The following was originally printed in the May-June 2011 edition of Mormonism Researched. To request a free subscription, please visit here

When and where the term Jack-Mormon originated appears to be a bit of a historical controversy. According to the LDS Church manual Church History in the Fulness of Times, the term goes back to the persecution of the Latter-day Saints in the 1830s  when non LDS members offered comfort and help to members of the LDS Church in Clay County, Missouri.  On page 137 it states, “Hostile elements in Jackson County dubbed these sympathizers ‘Jack-Mormons,’ a term applied in the nineteenth century to friendly non-Mormons.”

The Encyclopedia of LDS History, edited by LDS historians Donald Q. Cannon, Richard O. Cowan, and Arnold K. Garr, agree with this assessment.  Under the heading of “Jack-Mormons,” it states,

“The term Jack-Mormon was originally used by residents of Jackson County, Missouri, to describe nonmembers of the Church in Clay County, Missouri, who sympathized with the plight of the Saints.”

In their second edition of The Story of the Latter-day Saints, Mormon historians James B. Allen and Glen M. Leonard concur.

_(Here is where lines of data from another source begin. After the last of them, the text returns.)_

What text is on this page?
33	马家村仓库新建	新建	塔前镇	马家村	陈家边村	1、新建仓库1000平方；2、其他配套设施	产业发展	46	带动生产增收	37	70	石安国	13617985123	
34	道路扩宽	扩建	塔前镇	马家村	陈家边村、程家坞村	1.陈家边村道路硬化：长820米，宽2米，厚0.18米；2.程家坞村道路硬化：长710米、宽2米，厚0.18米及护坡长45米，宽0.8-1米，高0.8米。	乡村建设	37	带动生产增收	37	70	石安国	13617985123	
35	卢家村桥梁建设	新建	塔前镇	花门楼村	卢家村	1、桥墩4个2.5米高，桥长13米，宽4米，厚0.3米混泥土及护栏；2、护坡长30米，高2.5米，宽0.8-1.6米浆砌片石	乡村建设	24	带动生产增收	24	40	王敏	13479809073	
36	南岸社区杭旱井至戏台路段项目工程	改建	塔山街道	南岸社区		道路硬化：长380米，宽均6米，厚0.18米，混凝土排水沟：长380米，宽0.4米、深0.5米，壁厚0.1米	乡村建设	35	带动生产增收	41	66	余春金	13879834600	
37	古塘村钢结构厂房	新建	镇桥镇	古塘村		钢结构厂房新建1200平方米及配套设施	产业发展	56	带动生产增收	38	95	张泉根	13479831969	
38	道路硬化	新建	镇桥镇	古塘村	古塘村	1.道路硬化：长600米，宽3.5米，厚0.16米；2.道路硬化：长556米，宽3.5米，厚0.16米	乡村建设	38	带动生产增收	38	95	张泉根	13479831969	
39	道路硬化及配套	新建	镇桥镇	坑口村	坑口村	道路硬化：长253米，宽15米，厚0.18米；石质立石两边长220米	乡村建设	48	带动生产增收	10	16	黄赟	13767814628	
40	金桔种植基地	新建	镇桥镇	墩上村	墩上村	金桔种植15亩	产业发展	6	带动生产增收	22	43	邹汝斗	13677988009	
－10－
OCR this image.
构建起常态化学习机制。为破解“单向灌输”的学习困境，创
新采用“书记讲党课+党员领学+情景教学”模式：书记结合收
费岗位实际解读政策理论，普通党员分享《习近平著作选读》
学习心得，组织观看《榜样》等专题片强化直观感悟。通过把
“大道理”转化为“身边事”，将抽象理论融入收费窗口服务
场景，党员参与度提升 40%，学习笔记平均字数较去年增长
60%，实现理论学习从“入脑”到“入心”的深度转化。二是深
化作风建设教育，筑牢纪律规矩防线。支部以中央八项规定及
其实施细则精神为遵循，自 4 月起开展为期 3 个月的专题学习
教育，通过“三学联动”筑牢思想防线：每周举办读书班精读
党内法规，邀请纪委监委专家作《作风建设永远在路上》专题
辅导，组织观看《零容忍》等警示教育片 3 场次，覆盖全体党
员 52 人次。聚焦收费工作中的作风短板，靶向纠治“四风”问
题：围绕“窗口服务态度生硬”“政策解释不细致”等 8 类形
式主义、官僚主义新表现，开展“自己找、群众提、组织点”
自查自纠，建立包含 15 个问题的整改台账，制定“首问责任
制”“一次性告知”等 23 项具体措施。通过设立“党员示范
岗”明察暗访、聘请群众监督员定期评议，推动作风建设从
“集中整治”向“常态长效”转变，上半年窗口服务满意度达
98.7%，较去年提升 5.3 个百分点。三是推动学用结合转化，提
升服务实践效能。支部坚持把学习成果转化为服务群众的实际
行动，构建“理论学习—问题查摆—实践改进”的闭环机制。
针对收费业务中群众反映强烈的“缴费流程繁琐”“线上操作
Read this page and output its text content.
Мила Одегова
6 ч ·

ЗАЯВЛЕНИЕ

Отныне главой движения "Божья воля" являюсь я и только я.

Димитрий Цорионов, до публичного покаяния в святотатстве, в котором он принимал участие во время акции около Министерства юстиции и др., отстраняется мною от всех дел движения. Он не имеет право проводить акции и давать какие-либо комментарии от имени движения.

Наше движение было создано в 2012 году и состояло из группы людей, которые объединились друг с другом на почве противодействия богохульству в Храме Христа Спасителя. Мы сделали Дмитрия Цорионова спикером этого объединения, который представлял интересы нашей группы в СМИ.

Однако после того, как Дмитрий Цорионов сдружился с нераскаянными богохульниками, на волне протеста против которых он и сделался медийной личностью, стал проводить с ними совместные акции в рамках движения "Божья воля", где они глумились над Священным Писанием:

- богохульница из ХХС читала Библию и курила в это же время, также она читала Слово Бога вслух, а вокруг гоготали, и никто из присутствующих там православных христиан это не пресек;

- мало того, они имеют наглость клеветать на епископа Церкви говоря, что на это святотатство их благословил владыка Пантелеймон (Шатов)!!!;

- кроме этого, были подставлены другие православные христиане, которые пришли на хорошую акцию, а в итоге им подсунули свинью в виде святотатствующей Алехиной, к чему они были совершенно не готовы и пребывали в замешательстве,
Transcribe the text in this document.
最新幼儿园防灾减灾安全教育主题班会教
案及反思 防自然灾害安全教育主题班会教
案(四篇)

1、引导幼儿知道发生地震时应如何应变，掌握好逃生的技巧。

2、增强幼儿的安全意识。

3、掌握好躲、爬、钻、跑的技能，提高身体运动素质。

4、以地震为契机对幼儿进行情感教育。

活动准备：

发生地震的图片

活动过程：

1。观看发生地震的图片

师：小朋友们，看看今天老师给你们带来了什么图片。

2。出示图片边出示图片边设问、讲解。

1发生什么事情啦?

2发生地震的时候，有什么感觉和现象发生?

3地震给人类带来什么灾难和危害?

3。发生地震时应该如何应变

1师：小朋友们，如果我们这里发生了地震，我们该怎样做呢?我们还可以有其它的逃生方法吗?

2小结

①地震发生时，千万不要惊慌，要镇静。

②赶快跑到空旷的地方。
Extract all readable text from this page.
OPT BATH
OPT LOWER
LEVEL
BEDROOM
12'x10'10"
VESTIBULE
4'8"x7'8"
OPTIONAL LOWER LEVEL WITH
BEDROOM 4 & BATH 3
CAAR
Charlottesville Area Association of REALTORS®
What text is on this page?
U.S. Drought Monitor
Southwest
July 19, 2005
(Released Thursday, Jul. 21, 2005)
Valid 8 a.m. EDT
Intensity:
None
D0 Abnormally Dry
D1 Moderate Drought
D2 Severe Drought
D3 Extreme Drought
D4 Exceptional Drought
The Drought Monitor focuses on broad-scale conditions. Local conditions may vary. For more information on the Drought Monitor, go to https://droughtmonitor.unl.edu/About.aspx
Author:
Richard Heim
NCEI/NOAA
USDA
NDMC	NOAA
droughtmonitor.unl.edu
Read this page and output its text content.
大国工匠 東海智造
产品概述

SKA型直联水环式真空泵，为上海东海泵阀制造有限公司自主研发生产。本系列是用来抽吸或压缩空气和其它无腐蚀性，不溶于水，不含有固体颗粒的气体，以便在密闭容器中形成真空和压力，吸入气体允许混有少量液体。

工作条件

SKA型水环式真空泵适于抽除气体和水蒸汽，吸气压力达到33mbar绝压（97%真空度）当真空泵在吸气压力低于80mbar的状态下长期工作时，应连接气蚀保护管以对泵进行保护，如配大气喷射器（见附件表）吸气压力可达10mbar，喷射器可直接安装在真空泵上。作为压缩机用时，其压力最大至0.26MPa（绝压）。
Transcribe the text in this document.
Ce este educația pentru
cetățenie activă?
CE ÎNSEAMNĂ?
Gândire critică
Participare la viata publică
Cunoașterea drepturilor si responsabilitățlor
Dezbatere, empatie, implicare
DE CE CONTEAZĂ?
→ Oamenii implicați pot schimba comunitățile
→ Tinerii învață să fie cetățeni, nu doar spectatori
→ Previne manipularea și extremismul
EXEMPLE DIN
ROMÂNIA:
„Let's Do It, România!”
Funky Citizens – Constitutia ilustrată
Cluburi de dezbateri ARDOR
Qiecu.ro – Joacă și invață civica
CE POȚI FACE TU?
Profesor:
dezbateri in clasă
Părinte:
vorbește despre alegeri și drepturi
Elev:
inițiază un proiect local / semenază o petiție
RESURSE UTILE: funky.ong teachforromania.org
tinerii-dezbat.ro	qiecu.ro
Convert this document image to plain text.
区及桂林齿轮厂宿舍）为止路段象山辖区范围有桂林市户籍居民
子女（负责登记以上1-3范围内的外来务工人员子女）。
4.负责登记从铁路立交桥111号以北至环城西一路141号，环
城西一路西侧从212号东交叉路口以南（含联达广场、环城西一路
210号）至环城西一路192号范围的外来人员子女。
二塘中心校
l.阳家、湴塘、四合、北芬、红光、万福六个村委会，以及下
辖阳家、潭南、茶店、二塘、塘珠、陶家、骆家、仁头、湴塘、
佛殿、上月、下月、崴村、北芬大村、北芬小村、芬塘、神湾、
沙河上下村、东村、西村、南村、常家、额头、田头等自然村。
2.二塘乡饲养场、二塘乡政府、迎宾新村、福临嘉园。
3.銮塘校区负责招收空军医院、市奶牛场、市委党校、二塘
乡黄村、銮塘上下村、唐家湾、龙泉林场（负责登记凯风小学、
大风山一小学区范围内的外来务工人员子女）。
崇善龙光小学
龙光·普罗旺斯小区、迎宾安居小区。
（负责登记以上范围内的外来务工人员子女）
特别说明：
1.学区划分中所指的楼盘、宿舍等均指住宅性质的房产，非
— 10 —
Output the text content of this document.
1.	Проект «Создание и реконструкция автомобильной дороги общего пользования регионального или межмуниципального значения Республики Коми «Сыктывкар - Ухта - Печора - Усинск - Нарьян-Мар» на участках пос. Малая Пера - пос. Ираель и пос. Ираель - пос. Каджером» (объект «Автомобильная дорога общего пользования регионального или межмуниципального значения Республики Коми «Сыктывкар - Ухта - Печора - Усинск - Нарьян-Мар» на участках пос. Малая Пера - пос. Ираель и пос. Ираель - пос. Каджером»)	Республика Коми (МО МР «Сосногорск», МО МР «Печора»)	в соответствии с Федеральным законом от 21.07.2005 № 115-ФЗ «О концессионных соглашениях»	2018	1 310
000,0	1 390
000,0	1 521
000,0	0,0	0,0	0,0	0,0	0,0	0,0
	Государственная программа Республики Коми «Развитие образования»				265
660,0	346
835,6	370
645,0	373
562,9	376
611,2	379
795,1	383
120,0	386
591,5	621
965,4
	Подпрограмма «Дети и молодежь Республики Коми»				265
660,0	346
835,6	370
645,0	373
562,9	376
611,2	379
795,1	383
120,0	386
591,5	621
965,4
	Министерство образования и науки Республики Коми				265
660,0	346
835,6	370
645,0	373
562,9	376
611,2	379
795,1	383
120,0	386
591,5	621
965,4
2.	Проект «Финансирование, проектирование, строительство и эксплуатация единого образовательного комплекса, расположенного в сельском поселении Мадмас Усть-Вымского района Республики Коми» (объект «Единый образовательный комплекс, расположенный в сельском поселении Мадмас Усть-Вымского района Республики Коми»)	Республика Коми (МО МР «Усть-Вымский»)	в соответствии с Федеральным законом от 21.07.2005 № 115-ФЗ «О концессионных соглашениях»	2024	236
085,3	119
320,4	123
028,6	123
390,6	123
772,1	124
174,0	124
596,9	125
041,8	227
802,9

“Because of their friendliness toward the beleaguered Saints, the helpful citizens of Clay and other counties were criticized by hostile elements in Jackson County and dubbed ‘Jack Mormons,’ a term applied widely in the nineteenth century to friendly non-Mormons” (p.98).

According to Mormon historian B.H. Roberts, the term Jack-Mormon came about in the 1840s. He credits Thomas C. Sharp with the term. Sharp was an attorney who, along with a partner, took over as publisher of the Western World newspaper in Warsaw, Illinois in late 1840. They later renamed the paper the Warsaw Signal. Sharp eventually became the sole owner and earned a reputation as a fierce critic of Joseph Smith and the Mormon Church. Roberts states in his Comprehensive History of the Church that it was Sharp

“who coined the phrase ‘Jack-Mormon,’ an opprobrious epithet applied to such non – ‘Mormons’ of Illinois who did not favor the illegal procedure and mob violence of Sharp and his associates against the ‘Mormons’” (2:322).

In the book The Carthage Conspiracy, co-authors Dallin Oaks (a current Mormon apostle) and Marvin Hill (an LDS historian) also attributed Sharp with the phrase.

“Sharp is also credited with coining the term ‘Jack Mormon’ to describe non-Mormons who were friendly to their Mormon neighbors” (p.57).

The exact time and place regarding this term is really not all that important given the fact most agree that its original intent was to describe non LDS members who were sympathetic to members of the LDS Church.

Over the years the definition of a Jack-Mormon has changed dramatically. Mormon historian Leonard Arrington, writing for the “I Have a Question” section of the March 1974 Ensign magazine, stated that “after World War I, the term came to have another meaning. Once anti-Mormon literature and agitation began to disappear, it was no longer possible to refer to all those who were friendly to Mormons as ‘Jack-Mormons.’”

Leonard went on to state that in the 20th century,

“Latter-day Saints began to use the term in reference to persons who were only nominal members of the Church; that is, members who were not valiant in conforming to Church standards. Just as the early Hancock County ‘Jack-Mormons’ were friendly to the faith but did not feel any compunction to live Church standards, pay tithing, and heed the advice of the Prophet, so there were Latter-day Saints who, although members, consistently violated the standards of the Church. These came to be called ‘Jack-Mormons’” (p.25).